O WWF-Brasil, por seu turno, lembrou que "o nível de violência aplicada a Bruno e Dom explicita como a Amazônia está à mercê da lei do mais forte, sob a qual a brutalidade é a moeda corrente. Isso eleva nossa indignação com a situação na qual os povos da floresta e seus defensores foram deixados pelo Estado brasileiro".

"Enquanto nos discursos oficiais 'a Amazônia é nossa' e 'não abrimos mão da soberania', na prática vemos assassinatos brutais sem esclarecimento ou punição e o domínio territorial, baseado na coerção e na violência, por diversos criminosos: narcotraficantes, garimpeiros, grileiros, madeireiros ilegais, caçadores e pescadores ilegais", seguiu o WWF-Brasil.

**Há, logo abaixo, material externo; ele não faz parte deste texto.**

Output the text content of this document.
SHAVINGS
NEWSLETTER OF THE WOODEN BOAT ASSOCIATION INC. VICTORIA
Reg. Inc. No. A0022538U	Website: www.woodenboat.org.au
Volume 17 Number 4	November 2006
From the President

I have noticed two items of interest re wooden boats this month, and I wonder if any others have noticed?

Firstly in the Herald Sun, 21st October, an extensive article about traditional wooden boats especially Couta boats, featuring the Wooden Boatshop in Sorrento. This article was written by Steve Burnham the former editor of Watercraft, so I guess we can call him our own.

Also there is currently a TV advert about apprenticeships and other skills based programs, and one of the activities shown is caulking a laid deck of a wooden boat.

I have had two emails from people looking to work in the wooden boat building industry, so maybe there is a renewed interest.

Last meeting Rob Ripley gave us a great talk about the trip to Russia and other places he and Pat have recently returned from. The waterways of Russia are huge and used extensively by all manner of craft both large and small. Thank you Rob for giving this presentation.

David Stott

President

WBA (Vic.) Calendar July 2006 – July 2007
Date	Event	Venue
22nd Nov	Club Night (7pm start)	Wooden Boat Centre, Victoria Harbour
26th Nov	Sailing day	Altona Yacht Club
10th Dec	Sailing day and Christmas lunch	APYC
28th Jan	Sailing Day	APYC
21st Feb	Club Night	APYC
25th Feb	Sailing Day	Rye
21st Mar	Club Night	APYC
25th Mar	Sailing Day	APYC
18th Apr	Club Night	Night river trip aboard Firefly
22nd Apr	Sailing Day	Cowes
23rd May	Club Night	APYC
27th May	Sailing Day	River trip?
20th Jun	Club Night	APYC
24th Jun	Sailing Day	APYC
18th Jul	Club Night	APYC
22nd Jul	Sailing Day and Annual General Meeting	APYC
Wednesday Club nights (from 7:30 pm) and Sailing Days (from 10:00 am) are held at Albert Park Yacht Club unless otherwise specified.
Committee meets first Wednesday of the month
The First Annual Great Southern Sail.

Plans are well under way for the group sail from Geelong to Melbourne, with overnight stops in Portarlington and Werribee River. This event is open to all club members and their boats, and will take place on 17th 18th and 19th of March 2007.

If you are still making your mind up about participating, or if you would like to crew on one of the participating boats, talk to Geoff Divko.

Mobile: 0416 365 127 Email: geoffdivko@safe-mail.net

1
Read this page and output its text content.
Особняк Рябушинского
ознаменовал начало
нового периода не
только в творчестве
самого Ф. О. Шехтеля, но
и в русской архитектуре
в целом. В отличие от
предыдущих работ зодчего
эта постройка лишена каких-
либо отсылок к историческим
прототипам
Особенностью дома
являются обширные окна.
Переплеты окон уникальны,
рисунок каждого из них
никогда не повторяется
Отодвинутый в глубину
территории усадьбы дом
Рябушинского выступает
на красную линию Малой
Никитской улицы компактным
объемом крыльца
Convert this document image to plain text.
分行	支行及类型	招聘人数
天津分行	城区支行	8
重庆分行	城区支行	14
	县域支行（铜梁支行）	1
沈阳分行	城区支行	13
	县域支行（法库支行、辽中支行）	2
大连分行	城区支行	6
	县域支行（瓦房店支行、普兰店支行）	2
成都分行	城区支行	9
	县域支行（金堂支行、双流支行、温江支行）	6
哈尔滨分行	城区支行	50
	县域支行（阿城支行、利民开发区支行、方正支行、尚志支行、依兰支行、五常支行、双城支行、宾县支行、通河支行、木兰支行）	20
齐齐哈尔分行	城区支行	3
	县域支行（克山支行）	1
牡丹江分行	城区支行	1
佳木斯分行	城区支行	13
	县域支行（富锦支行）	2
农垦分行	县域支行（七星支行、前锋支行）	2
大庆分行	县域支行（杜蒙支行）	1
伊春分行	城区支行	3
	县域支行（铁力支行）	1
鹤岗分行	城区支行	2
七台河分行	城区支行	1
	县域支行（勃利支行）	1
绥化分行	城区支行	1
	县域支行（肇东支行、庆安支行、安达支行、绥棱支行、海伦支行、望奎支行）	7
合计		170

"As declarações reiteradas do presidente da República de que é preciso escolta para transitar numa região onde há forte presença militar há muitos anos confirma que a tão proclamada soberania não existe: o Estado abandonou a Amazônia por conta de um projeto sem sentido de destruição da floresta e de extermínio de seus povos", disse o WWF-Brasil. "A Amazônia morre a cada dia de forma cruel e desumana, diante dos nossos olhos, assim como aqueles que a protegem, aqueles que cuidam e se esforçam em manter a floresta em pé", seguiu o texto.

Em maio, os números de queimadas e desmatamento já bateram novos recordes na Amazônia. As queimadas tiveram 184% de crescimento em relação à média do mês nos nos últimos 10 anos.

A perda de florestas entre janeiro e maio bateu recorde de devastação pelo terceiro ano consecutivo. "Nunca estivemos tão perto do ponto a partir do qual a floresta não consegue mais se sustentar", disse o WWF.

Pesquisadores do Instituto de Pesquisa Ambiental da Amazônia (Ipam), lembraram que "a sociedade brasileira quer um desenvolvimento na Amazônia economicamente próspero, livre de destruição florestal, ilegalidade e violência". A nota do Ipam cobrou "punição exemplar dos culpados". "Ou estaremos dando aos criminosos da região o sinal de que tudo podem, incluindo ceifar a vida daqueles que se posicionam contra o interesse dos que vêm saqueando o maior patrimônio dos brasileiros."

"O que tem se tornado o Brasil, afinal?", questionou o comunicado do Greenpeace-Brasil. "Nos últimos três anos, nosso país vem se configurando cada vez mais em uma terra em que a única lei válida é a do 'vale-tudo'".

"Vale a invasão e grilagem de territórios; vale a proliferação do garimpo; vale a extração ilegal de madeira; vale todo e qualquer conflito territorial. E vale matar para garantir que nenhuma dessas atividades criminosas sejam impedidas de acontecer. E tudo isso alimentado pelas ações e omissões do governo brasileiro", seguiu o comunicado à imprensa do Greenpeace-Brasil.

"Graças às ações e omissões de um governo comprometido com a economia da destruição, ficamos órfãos de dois grandes defensores da Amazônia e, ao mesmo tempo, reféns do crime organizado que hoje é soberano na região", disse Danicley de Aguiar, porta-voz de Amazônia do Greenpeace Brasil.

"Já basta. O mundo tem de acordar e tomar as medidas necessárias para pôr fim à violência e à repressão intoleráveis que assolam a Amazônia. A maior homenagem que podemos prestar a Bruno e Dom é continuar o seu trabalho vital até que todos os povos do Brasil e as suas florestas estejam totalmente protegidos", disse Pat Venditti, diretor executivo do Greenpeace Reino Unido.